3 minute read
Conveyor functions as varied as applications
Conveyors are core to material handling … for transporting packages as well as improving workflows and even interfacing with other automated systems. Just consider the requirements placed on zero-pressure accumulation conveyors — systems with precision controls to prevent products from bumping or even touch while conveying for the prevention of damage to expensive workpieces and fragile products. Such designs require IoT connectivity for data sharing as well as precision motion and optimized efficiency.
These and other conveyors for discrete product transport benefit from customization to satisfy requirements — including support frames; chain and belt size, morphology and material; controller, drive, and motor or motors; mode of engagement with the drive; encoder, vision, and switch feedback; tracks, bumpers, and gates; and HMIs and plant-level IT integration.
For example, warehouse automation requires ultra-fast sorting and tracking … and conveyors with servomotor functionality integrated with inspection stations fitted with machine vision. Or consider pharmaceutical manufacturing — now a trillion-dollar industry and expected to grow to address COVID-19 — with especially stringent regulations. Here, conveyors must deliver top-notch warehouse automation functions and have stainless and aluminum parts to pose no risk of contamination to expensive pharmaceutical products such as pills. Likewise, medical-device manufacture must adhere to FDA regulations that dictate equipment-sterilization schedules so conveyors in these applications withstand harsh washdowns.
Another example is how some highly engineered flat-top conveyors streamline still other material handling. Among the many varieties of conveying systems, flat-top conveyor chains perform like belts but can also convey, transfer, accumulate, meter, elevate, and lower items of various sizes and shapes. The VersaFlex conveyor from mk North America is one such flat-top chain conveyor system for complex design needs. It replaces the company’s SBF-P 2254 conveyor line … and excels as a pallet-handling conveyor system in many industries. Conveying the product on a pallet achieves a more streamlined approach to material handling which in turn maximizes manufacturing productivity, flexibility, and product quality.

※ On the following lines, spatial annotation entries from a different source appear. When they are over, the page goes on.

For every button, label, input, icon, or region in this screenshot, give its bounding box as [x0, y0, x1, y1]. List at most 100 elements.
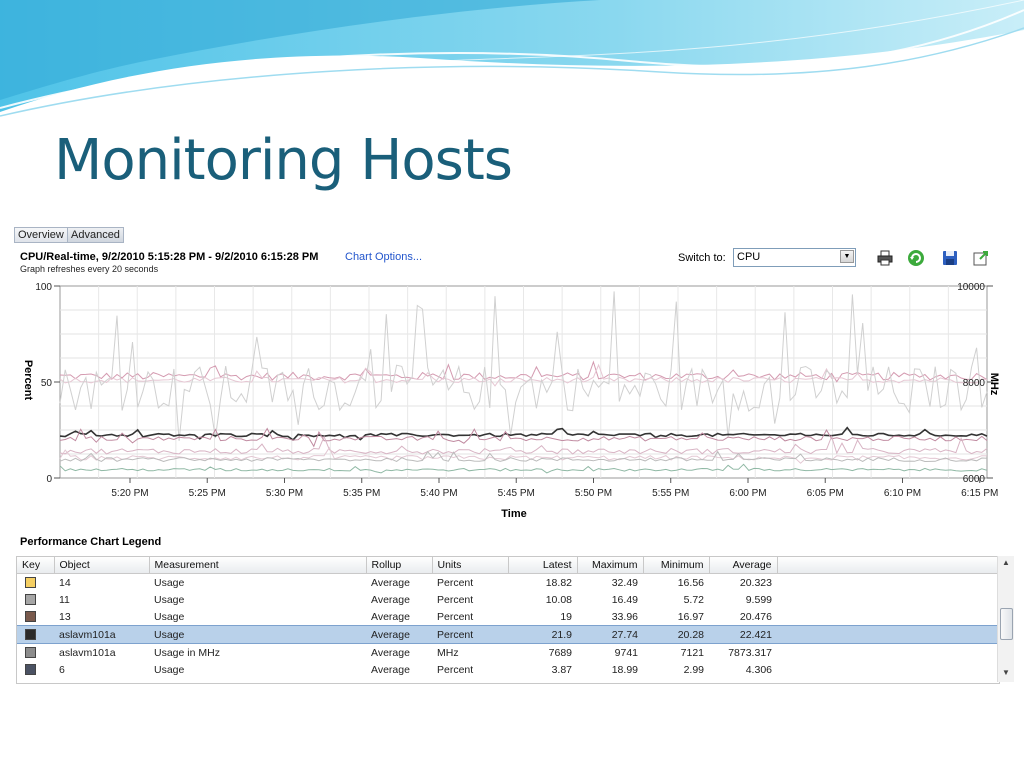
legend-cell-maximum: 27.74: [577, 625, 643, 644]
export-icon[interactable]: [972, 249, 990, 267]
column-header[interactable]: Key: [17, 557, 55, 574]
legend-cell-measurement: Usage: [149, 625, 366, 644]
save-icon[interactable]: [941, 249, 959, 267]
legend-cell-latest: 3.87: [551, 663, 572, 676]
printer-icon[interactable]: [876, 249, 894, 267]
y-tick-label-left: 100: [35, 282, 52, 293]
legend-row[interactable]: 11 Usage Average Percent 10.08 16.49 5.72 9.599: [17, 591, 999, 608]
legend-cell-measurement: Usage: [154, 593, 185, 606]
legend-key-cell: [17, 608, 54, 626]
legend-cell-measurement: Usage: [154, 663, 185, 676]
color-swatch: [25, 594, 36, 606]
tab-overview[interactable]: Overview: [14, 227, 68, 243]
color-swatch: [25, 664, 36, 676]
legend-cell-filler: [777, 608, 999, 626]
legend-row[interactable]: 13 Usage Average Percent 19 33.96 16.97 20.476: [17, 608, 999, 626]
x-tick-label: 5:20 PM: [111, 488, 148, 499]
color-swatch: [25, 647, 36, 659]
legend-cell-minimum: 5.72: [683, 593, 704, 606]
legend-cell-units: Percent: [437, 576, 474, 589]
legend-cell-average: 7873.317: [728, 646, 772, 659]
legend-row[interactable]: 14 Usage Average Percent 18.82 32.49 16.56 20.3…: [17, 574, 999, 592]
scroll-down-icon[interactable]: ▼: [1002, 668, 1010, 677]
column-header[interactable]: Minimum: [643, 557, 710, 574]
x-tick-label: 6:15 PM: [961, 488, 998, 499]
column-header[interactable]: Average: [709, 557, 778, 574]
legend-key-cell: [17, 644, 54, 662]
legend-cell-filler: [777, 574, 999, 592]
x-tick-label: 6:10 PM: [884, 488, 921, 499]
legend-cell-rollup: Average: [371, 576, 410, 589]
switch-to-value: CPU: [737, 251, 761, 263]
performance-line-chart: Percent MHz Time 100 50 0 10000 8000 6000 5:20…: [22, 282, 1000, 520]
legend-cell-average: 20.476: [739, 610, 772, 623]
legend-cell-minimum: 20.28: [643, 625, 709, 644]
series-line: [59, 463, 988, 474]
y-tick-label-right: 6000: [963, 474, 986, 485]
tab-advanced[interactable]: Advanced: [67, 227, 124, 243]
x-tick-label: 5:55 PM: [652, 488, 689, 499]
legend-cell-rollup: Average: [366, 625, 432, 644]
legend-scrollbar[interactable]: ▲ ▼: [997, 556, 1014, 682]
legend-cell-minimum: 7121: [680, 646, 704, 659]
legend-row[interactable]: aslavm101a Usage Average Percent 21.9 27.74 20…: [17, 625, 999, 644]
legend-cell-units: Percent: [437, 593, 474, 606]
legend-cell-object: 14: [59, 576, 71, 589]
legend-cell-latest: 19: [560, 610, 572, 623]
legend-cell-latest: 18.82: [545, 576, 572, 589]
legend-cell-measurement: Usage: [154, 610, 185, 623]
legend-cell-maximum: 18.99: [611, 663, 638, 676]
color-swatch: [25, 629, 36, 641]
legend-cell-rollup: Average: [371, 593, 410, 606]
column-header[interactable]: Object: [54, 557, 150, 574]
legend-title: Performance Chart Legend: [20, 536, 162, 548]
column-header[interactable]: Latest: [508, 557, 578, 574]
x-tick-label: 5:30 PM: [266, 488, 303, 499]
legend-cell-latest: 10.08: [545, 593, 572, 606]
legend-key-cell: [17, 625, 54, 644]
legend-cell-maximum: 33.96: [611, 610, 638, 623]
series-line: [59, 360, 988, 383]
refresh-icon[interactable]: [907, 249, 925, 267]
x-tick-label: 5:45 PM: [498, 488, 535, 499]
legend-key-cell: [17, 661, 54, 678]
x-tick-label: 6:00 PM: [729, 488, 766, 499]
legend-cell-latest: 21.9: [508, 625, 577, 644]
chevron-down-icon[interactable]: ▼: [840, 250, 854, 263]
series-line: [59, 450, 988, 463]
x-tick-label: 6:05 PM: [807, 488, 844, 499]
series-line: [59, 426, 988, 441]
column-header[interactable]: Measurement: [149, 557, 367, 574]
scroll-thumb[interactable]: [1000, 608, 1013, 640]
x-tick-label: 5:35 PM: [343, 488, 380, 499]
legend-row[interactable]: 6 Usage Average Percent 3.87 18.99 2.99 4.306: [17, 661, 999, 678]
legend-cell-maximum: 9741: [614, 646, 638, 659]
legend-cell-units: Percent: [437, 663, 474, 676]
column-header[interactable]: Units: [432, 557, 509, 574]
legend-cell-rollup: Average: [371, 663, 410, 676]
y-tick-label-right: 8000: [963, 378, 986, 389]
legend-cell-object: 6: [59, 663, 65, 676]
legend-cell-measurement: Usage in MHz: [154, 646, 220, 659]
legend-cell-units: Percent: [432, 625, 508, 644]
legend-table: Key Object Measurement Rollup Units Late…: [16, 556, 1000, 684]
column-header[interactable]: Maximum: [577, 557, 644, 574]
switch-to-select[interactable]: CPU ▼: [733, 248, 856, 267]
slide-title: Monitoring Hosts: [54, 128, 513, 193]
scroll-up-icon[interactable]: ▲: [1002, 558, 1010, 567]
legend-key-cell: [17, 574, 54, 592]
legend-cell-filler: [777, 644, 999, 662]
y-axis-label-right: MHz: [988, 373, 1000, 396]
chart-options-link[interactable]: Chart Options...: [345, 251, 423, 263]
column-header-filler: [777, 557, 999, 574]
legend-cell-units: Percent: [437, 610, 474, 623]
legend-cell-object: 13: [59, 610, 71, 623]
legend-cell-minimum: 16.97: [677, 610, 704, 623]
legend-cell-measurement: Usage: [154, 576, 185, 589]
legend-cell-maximum: 32.49: [611, 576, 638, 589]
switch-to-label: Switch to:: [678, 252, 726, 264]
legend-row[interactable]: aslavm101a Usage in MHz Average MHz 7689 9741…: [17, 644, 999, 662]
x-tick-label: 5:25 PM: [189, 488, 226, 499]
column-header[interactable]: Rollup: [366, 557, 433, 574]
legend-cell-object: aslavm101a: [59, 646, 116, 659]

Consider another way in which conveyors improve upon traditional arrangements — in production. Here traditional work areas are separate from parts warehouses — and external logistics integrate only with warehousing operations. In some instances, automatic guided vehicles (AGVs) might travel the plant floor and feed assembly or finishing lines at regular intervals. Then personnel at stations execute fairly specific operations — picking pieces and finishing assemblies, for example. But automated plants today are looking to satisfy end-user demand for increasingly customized product. Just consider how amazon.com offers a huge array of choices for nearly any product type imaginable. That demands far more items in any given warehouse than in the past — and facilities that can handle the exponential rise in item numbers.

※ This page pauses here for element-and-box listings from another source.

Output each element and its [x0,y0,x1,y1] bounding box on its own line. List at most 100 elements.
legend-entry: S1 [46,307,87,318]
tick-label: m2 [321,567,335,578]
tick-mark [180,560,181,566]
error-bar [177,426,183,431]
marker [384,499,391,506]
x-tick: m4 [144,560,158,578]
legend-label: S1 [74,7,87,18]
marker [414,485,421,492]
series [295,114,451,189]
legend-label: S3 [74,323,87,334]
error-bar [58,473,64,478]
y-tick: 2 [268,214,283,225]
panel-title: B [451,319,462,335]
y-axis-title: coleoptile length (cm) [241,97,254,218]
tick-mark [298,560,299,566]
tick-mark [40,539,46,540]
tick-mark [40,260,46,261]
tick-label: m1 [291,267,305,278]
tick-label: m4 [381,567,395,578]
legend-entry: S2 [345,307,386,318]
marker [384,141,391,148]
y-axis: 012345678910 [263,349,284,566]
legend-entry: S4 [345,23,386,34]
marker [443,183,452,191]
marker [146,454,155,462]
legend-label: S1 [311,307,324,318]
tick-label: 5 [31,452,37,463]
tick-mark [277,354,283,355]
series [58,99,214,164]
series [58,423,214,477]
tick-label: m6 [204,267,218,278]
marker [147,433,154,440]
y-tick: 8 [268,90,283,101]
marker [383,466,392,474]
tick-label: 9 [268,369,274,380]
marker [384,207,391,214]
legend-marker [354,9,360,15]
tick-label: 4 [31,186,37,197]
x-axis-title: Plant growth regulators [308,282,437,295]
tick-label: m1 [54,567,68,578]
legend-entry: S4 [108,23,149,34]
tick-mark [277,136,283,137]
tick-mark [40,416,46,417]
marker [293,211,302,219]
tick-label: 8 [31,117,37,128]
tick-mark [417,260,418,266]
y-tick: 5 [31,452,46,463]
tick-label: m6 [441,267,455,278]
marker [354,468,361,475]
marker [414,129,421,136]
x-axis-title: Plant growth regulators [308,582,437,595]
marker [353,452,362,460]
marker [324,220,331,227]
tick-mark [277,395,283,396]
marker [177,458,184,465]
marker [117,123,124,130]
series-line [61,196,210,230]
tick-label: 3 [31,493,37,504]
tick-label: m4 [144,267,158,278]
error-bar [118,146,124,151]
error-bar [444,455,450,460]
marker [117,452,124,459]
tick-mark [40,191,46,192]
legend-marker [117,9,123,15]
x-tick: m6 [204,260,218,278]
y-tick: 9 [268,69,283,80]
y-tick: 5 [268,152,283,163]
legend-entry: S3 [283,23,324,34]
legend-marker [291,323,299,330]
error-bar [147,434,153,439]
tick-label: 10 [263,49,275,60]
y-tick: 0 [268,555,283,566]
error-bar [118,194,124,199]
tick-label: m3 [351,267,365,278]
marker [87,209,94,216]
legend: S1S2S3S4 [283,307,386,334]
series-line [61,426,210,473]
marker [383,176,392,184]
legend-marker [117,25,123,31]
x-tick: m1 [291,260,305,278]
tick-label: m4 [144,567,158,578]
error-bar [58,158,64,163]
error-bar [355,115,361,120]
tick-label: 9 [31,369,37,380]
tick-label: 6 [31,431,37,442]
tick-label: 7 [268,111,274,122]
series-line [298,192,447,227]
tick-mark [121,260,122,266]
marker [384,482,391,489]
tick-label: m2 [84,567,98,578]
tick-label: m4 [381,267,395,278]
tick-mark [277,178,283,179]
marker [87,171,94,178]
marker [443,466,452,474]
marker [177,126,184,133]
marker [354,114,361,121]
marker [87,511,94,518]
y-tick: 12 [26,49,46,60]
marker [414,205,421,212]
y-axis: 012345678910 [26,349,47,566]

Here and in similar operations with comparable complexity, overreliance on manual labor adds too much cost into the final delivered-product cost. Using AGVs to supply all the items or parts to work or assembly stations would quickly choke even expansive operations with unsafe and insufficient traffic. Totally automating finishing processes using robots is often unsuitable or impractical.

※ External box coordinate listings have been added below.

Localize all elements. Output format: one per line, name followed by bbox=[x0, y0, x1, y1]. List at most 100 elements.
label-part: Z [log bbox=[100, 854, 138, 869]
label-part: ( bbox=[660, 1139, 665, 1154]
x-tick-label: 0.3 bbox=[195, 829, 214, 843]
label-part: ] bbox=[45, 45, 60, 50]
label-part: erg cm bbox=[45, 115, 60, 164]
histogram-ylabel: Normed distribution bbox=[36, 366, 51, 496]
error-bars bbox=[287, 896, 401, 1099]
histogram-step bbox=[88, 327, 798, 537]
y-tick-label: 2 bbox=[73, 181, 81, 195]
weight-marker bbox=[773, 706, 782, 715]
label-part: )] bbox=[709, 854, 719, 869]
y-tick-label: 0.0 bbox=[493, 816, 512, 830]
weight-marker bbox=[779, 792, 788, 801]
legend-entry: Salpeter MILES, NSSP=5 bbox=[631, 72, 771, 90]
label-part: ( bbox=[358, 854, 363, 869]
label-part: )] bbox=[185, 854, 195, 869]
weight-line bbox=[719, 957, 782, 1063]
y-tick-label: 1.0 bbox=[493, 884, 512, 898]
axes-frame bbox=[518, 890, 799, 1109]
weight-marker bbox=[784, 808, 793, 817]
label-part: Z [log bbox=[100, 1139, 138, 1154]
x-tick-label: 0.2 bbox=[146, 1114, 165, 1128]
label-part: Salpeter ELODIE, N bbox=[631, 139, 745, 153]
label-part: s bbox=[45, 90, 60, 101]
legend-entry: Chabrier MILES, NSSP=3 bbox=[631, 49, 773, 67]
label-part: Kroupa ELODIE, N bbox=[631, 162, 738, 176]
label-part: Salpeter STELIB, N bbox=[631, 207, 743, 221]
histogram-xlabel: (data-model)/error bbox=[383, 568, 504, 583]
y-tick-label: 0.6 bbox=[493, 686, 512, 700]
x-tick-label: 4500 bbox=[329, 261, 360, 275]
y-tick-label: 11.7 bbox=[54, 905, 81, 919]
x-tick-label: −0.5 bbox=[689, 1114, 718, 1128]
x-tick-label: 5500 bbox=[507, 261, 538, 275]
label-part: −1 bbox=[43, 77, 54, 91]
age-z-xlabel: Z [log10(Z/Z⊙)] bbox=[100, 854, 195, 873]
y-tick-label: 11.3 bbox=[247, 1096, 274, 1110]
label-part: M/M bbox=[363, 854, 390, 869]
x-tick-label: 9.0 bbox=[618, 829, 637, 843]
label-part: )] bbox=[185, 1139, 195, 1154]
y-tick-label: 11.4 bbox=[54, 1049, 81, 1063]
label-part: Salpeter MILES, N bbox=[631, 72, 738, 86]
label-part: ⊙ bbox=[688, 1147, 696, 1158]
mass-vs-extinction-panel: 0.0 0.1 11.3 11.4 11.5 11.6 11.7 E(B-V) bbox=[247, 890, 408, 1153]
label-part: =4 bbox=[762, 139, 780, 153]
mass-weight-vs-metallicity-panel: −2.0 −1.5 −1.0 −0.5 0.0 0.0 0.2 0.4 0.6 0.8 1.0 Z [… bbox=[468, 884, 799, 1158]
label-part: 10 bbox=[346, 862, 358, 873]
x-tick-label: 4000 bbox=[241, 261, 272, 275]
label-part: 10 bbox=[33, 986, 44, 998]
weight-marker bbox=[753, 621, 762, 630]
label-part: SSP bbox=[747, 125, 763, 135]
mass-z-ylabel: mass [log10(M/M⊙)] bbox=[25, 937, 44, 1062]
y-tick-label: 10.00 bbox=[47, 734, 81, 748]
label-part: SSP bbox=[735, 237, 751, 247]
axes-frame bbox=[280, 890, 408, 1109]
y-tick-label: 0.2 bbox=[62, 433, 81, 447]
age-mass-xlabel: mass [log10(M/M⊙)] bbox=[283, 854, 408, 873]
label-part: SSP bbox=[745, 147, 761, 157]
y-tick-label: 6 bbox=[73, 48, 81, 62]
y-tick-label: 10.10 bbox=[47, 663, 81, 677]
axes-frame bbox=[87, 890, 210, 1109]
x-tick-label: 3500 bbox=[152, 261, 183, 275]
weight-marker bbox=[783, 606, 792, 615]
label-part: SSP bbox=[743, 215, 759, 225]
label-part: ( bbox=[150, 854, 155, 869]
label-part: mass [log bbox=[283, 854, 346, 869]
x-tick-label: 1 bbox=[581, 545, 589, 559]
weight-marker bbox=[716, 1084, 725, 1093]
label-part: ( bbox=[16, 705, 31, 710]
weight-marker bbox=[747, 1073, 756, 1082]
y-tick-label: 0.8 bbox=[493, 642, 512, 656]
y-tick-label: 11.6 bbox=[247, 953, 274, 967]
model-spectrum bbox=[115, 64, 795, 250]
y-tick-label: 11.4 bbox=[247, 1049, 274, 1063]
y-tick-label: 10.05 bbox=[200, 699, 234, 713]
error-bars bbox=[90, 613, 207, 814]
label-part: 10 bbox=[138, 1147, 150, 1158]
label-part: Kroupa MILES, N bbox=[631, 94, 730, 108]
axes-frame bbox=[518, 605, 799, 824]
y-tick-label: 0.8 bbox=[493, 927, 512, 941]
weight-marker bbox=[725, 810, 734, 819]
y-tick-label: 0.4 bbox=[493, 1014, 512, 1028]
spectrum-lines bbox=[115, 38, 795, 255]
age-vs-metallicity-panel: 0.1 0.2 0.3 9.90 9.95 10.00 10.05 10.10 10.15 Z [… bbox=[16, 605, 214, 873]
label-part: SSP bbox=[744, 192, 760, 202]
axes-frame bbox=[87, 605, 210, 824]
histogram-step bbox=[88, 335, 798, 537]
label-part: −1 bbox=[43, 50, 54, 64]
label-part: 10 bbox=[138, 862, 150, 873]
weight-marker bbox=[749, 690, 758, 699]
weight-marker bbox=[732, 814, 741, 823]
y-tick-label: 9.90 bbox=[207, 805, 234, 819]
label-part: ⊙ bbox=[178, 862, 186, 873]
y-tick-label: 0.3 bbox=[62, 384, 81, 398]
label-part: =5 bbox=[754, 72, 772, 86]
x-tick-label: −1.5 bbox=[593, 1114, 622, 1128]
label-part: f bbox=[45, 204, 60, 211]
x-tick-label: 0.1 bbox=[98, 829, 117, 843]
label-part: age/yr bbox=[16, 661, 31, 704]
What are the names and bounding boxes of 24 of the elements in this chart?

Conveyors are a great solution to these limitations. Conveyors free personnel from rote jobs so they can focus on more complicated factory tasks — supplanting bins, AGV part racks, and a mishmash of unergonomic pallets and boxes around a work cell with more efficient presentation of parts to be processed.
Pioneered by the Toyota’s World Class Manufacturing (WCM) concept, conveyors complement use of what’s called the Golden Area — the immediate area around a worker in which no time is wasted. In addition, conveyors support operations with exceptionally numerous item variations and delivery requirements as well as those that need automated order tracking.